Breaking out the sledgehammer before the notebook
Never begin demolition without a well thought out plan for how you’re going to put it all back together again. Even if you’re hiring out the project in its entirety to a GC you’ll want your bathroom “out of order” for as few days as possible.
A major renovation (particularly one that involves wet walls) is not something that can be simply figured out as you go. It’s OK to make minor adjustments along the way, but plan in advance to avoid flying by the seat of your pants.
Being unrealistic with your budget
Too many homeowners make the mistake of fudging the numbers when their price estimations wind up higher than they’d like.
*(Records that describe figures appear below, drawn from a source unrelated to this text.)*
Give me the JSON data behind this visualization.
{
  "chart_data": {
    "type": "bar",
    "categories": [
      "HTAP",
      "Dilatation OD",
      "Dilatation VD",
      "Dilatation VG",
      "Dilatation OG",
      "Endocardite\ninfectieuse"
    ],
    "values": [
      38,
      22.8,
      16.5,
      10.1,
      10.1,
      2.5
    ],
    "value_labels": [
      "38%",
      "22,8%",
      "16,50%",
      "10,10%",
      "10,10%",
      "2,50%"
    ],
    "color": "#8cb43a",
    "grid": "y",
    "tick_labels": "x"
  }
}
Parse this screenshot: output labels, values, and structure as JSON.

Just because you lower the price on your spreadsheet doesn’t mean your plumbing supply company, electrician or contractor will do the same.
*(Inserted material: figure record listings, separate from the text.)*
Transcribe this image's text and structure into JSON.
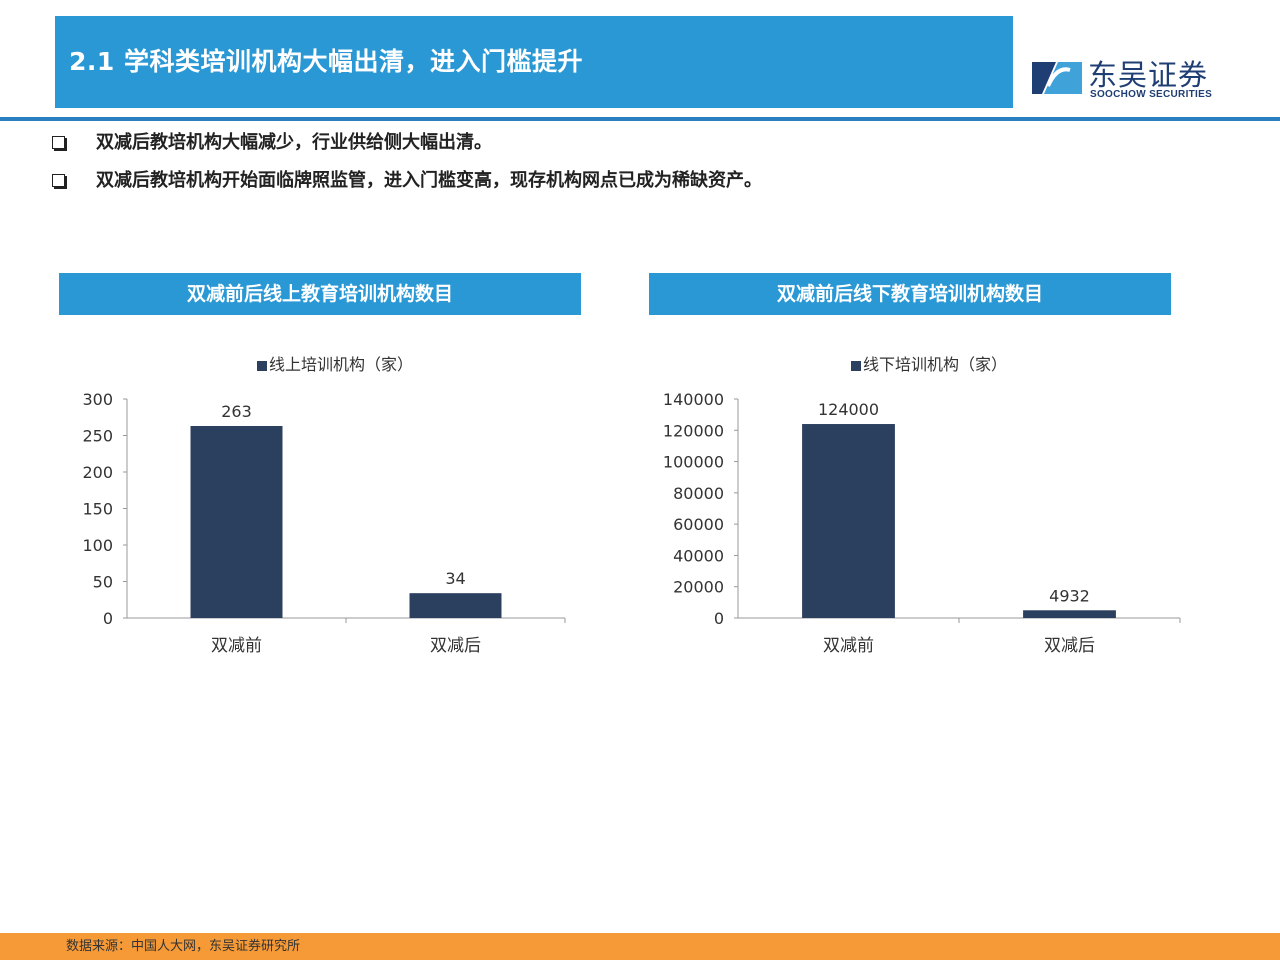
{
  "header": {
    "title": "2.1 学科类培训机构大幅出清，进入门槛提升",
    "logo_cn": "东吴证券",
    "logo_en": "SOOCHOW SECURITIES"
  },
  "bullets": [
    "双减后教培机构大幅减少，行业供给侧大幅出清。",
    "双减后教培机构开始面临牌照监管，进入门槛变高，现存机构网点已成为稀缺资产。"
  ],
  "panels": {
    "left_title": "双减前后线上教育培训机构数目",
    "right_title": "双减前后线下教育培训机构数目"
  },
  "colors": {
    "accent": "#2a98d5",
    "bar": "#2b3f5f",
    "footer": "#f59a36",
    "brand": "#1f3e73"
  },
  "chart_data": [
    {
      "type": "bar",
      "title": "双减前后线上教育培训机构数目",
      "legend": "线上培训机构（家）",
      "legend_position": "top",
      "categories": [
        "双减前",
        "双减后"
      ],
      "values": [
        263,
        34
      ],
      "data_labels": [
        "263",
        "34"
      ],
      "ylim": [
        0,
        300
      ],
      "yticks": [
        0,
        50,
        100,
        150,
        200,
        250,
        300
      ],
      "grid": false
    },
    {
      "type": "bar",
      "title": "双减前后线下教育培训机构数目",
      "legend": "线下培训机构（家）",
      "legend_position": "top",
      "categories": [
        "双减前",
        "双减后"
      ],
      "values": [
        124000,
        4932
      ],
      "data_labels": [
        "124000",
        "4932"
      ],
      "ylim": [
        0,
        140000
      ],
      "yticks": [
        0,
        20000,
        40000,
        60000,
        80000,
        100000,
        120000,
        140000
      ],
      "grid": false
    }
  ],
  "footer": {
    "source": "数据来源：中国人大网，东吴证券研究所"
  }
}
If your estimate comes out high you’ve got two options:
- Find more money (including financing)
- Lower your expectations
Trying to do a $30k makeover with a $20k budget will inevitably lead to cutting corners at the very end or, even worse, an unfinished bathroom.
Not fixing slip-ups as you go
Ever hear the old adage “a stitch in time saves nine”?
When it comes to errors & miscalculations, don’t opt for cover-ups or your issues will compound the deeper you get into your project. A small mistake now can turn into a big problem later.
It’s tempting to leave that crooked tile or fill in the poorly measured gaps with silicone, but you’ll regret it down the line.
See a mistake. Fix it. Period.
Settling for poor ventilation
Often people get so caught up in the fun stuff that they forget about the nuts and bolts. Don’t skimp on a cheap bathroom fan, and make sure you install additional ventilation if you’re adding extra water (i.e. steam shower) to the room.
Forgetting to leave room
There is such a thing as too much good stuff. Don’t overcrowd your space with extra sinks, oversized showers and other goodies just because you’ve got money in the budget.
Sometimes less is more, particularly if you don’t have the square feet to fit all your dreams into one room.
Removing the tub
Ripping out the tub can potentially backfire if you wind up putting your house on the market soon after your renovation.
Maybe you never use “that old thing,” but in general the market expects homes to feature at least one tub. At the very least families with young children need the basin for bathing little ones.
This isn’t to say you should never remove the tub—just be sure to think it through.
Using porous materials
Thinking outside the box and implementing wood or other porous elements into the bathroom has the potential to cause big problems down the line if you don’t take the necessary precautions.
The same goes for carpeted floors. Don’t be afraid to go non-traditional, but make sure you fully understand what you’re signing up for.